Here are some takeaways for those who want to play with GenAI in their personal apps:
- I highly recommend using a cloud API provider like OpenRouter rather than self-hosting LLMs on your own VMs or (even worse) buying a physical machine with GPUs. It’s infinitely cheaper and more convenient to use the cloud here, especially for personal-scale projects. Even with thousands of queries per day, Python Tutor’s AI costs are tiny compared to paying for VMs or physical machines.
- Waiting helped! It’s good to not be on the bleeding edge all the time. If I had attempted to do this project in 2021 during the early days of the OpenAI GPT-3 API like early adopters did, I would’ve faced a lot of pain working around rough edges in fast-changing APIs; easy-to-use instruction-tuned chat models didn’t even exist back then! Also, there would not be any online docs or tutorials about best practices, and (very meta!) LLMs back then would not know how to help me code using those APIs since the necessary docs weren’t available for them to train on. By simply waiting a few years, I was able to work with high-quality stable cloud APIs and get useful technical help from Claude and ChatGPT while coding my app.
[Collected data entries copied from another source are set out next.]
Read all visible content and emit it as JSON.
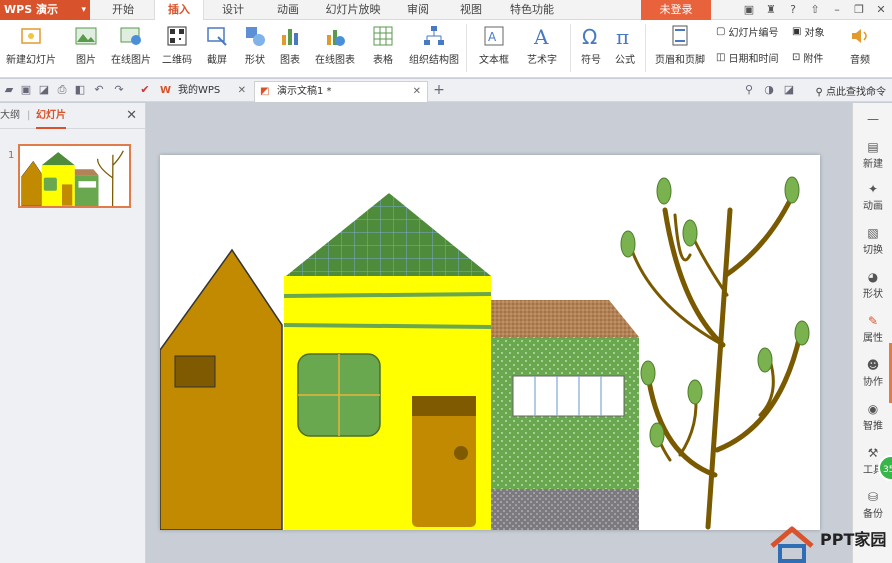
{
  "app": {
    "name": "WPS 演示"
  },
  "menu": {
    "tabs": [
      "开始",
      "插入",
      "设计",
      "动画",
      "幻灯片放映",
      "审阅",
      "视图",
      "特色功能"
    ],
    "active_tab": "插入",
    "login_label": "未登录"
  },
  "ribbon": {
    "buttons": [
      {
        "label": "新建幻灯片",
        "icon": "new-slide-icon"
      },
      {
        "label": "图片",
        "icon": "picture-icon"
      },
      {
        "label": "在线图片",
        "icon": "online-picture-icon"
      },
      {
        "label": "二维码",
        "icon": "qr-code-icon"
      },
      {
        "label": "截屏",
        "icon": "screenshot-icon"
      },
      {
        "label": "形状",
        "icon": "shapes-icon"
      },
      {
        "label": "图表",
        "icon": "chart-icon"
      },
      {
        "label": "在线图表",
        "icon": "online-chart-icon"
      },
      {
        "label": "表格",
        "icon": "table-icon"
      },
      {
        "label": "组织结构图",
        "icon": "org-chart-icon"
      },
      {
        "label": "文本框",
        "icon": "text-box-icon"
      },
      {
        "label": "艺术字",
        "icon": "word-art-icon"
      },
      {
        "label": "符号",
        "icon": "symbol-icon"
      },
      {
        "label": "公式",
        "icon": "formula-icon"
      },
      {
        "label": "页眉和页脚",
        "icon": "header-footer-icon"
      }
    ],
    "small_buttons": [
      {
        "label": "幻灯片编号",
        "icon": "slide-number-icon"
      },
      {
        "label": "对象",
        "icon": "object-icon"
      },
      {
        "label": "日期和时间",
        "icon": "date-time-icon"
      },
      {
        "label": "附件",
        "icon": "attachment-icon"
      }
    ],
    "audio_label": "音频"
  },
  "doc_tabs": [
    {
      "label": "我的WPS",
      "active": false
    },
    {
      "label": "演示文稿1 *",
      "active": true
    }
  ],
  "search_hint": "点此查找命令",
  "left_panel": {
    "tab_outline": "大纲",
    "tab_slides": "幻灯片",
    "slide_number": "1"
  },
  "right_panel": {
    "items": [
      "新建",
      "动画",
      "切换",
      "形状",
      "属性",
      "协作",
      "智推",
      "工具",
      "备份"
    ]
  },
  "badge": "35",
  "watermark": {
    "text": "PPT家园"
  },
  "colors": {
    "accent": "#d8532b",
    "house_brown": "#c28a00",
    "house_yellow": "#ffff00",
    "roof_green": "#4e8b3a",
    "house_green": "#6aa84f",
    "roof_brick": "#b38257",
    "tree_brown": "#7a5a00",
    "leaf_green": "#7ab24f"
  }
}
- It’s fun to play with LLM APIs rather than using the web interfaces like most people do. By writing code with these APIs you can intuitively “feel” what works well and what doesn’t. And since these are ordinary web APIs, you can integrate them into projects written in any programming language that your project is already using.
- I’ve found that a short, direct, and simple system prompt with a larger LLM will beat elaborate system prompts with a smaller LLM. Shorter system prompts also mean that each query costs you less money (since they must be included in the query).
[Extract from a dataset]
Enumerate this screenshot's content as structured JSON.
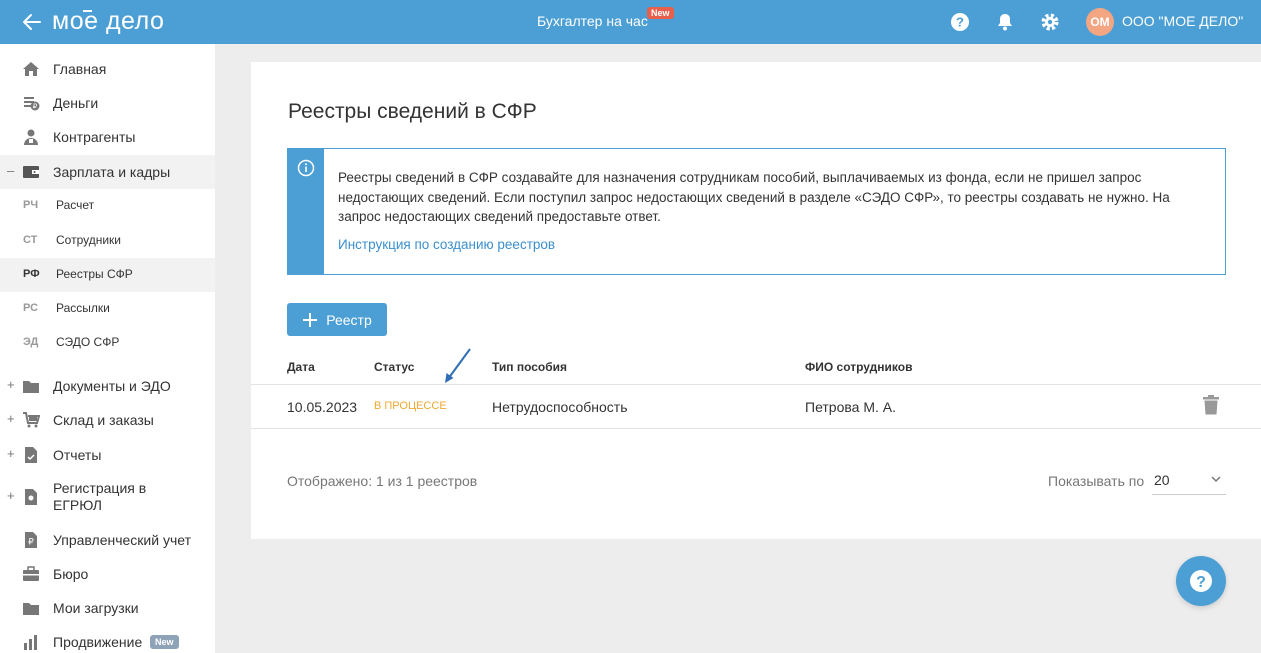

- Don’t worry about evaluating output quality if you don’t have resources to do so. Come up with a few handcrafted tests and run them as you’re developing—in my case it was tricky pieces of code that I wanted to ask Python Tutor’s AI chat to help me fix. If you stress too much about optimizing LLM performance, then you’ll never ship anything! And if you find yourself yearning for better quality, upgrade to a larger LLM first rather than tediously tweaking your prompt.
- It’s very hard to estimate how much running an LLM will cost in production since costs are calculated per million input/output tokens, which isn’t intuitive to reason about. The best way to estimate is to run some test queries, get a sense of how wordy the LLM’s responses are, then look at your account dashboard to see how much each query cost you. For instance, does a typical query cost 1/10 cent, 1 cent, or multiple cents? No way to find out unless you try. My hunch is that it probably costs less than you imagine, and you can always implement rate limiting or switch to a lower-cost model later if cost becomes a concern.
- Related to above, if you’re making a prototype or something where only a small number of people will use it at first, then definitely use the best state-of-the-art LLM to show off the most impressive results. Price doesn’t matter much since you won’t be issuing that many queries. But if your app has a fair number of users like Python Tutor does, then pick a smaller model that still performs well for its price. For me it seems like Llama 3.3 70B strikes that balance in early 2025. But as new models come onto the scene, I’ll reevaluate those price-to-performance trade-offs.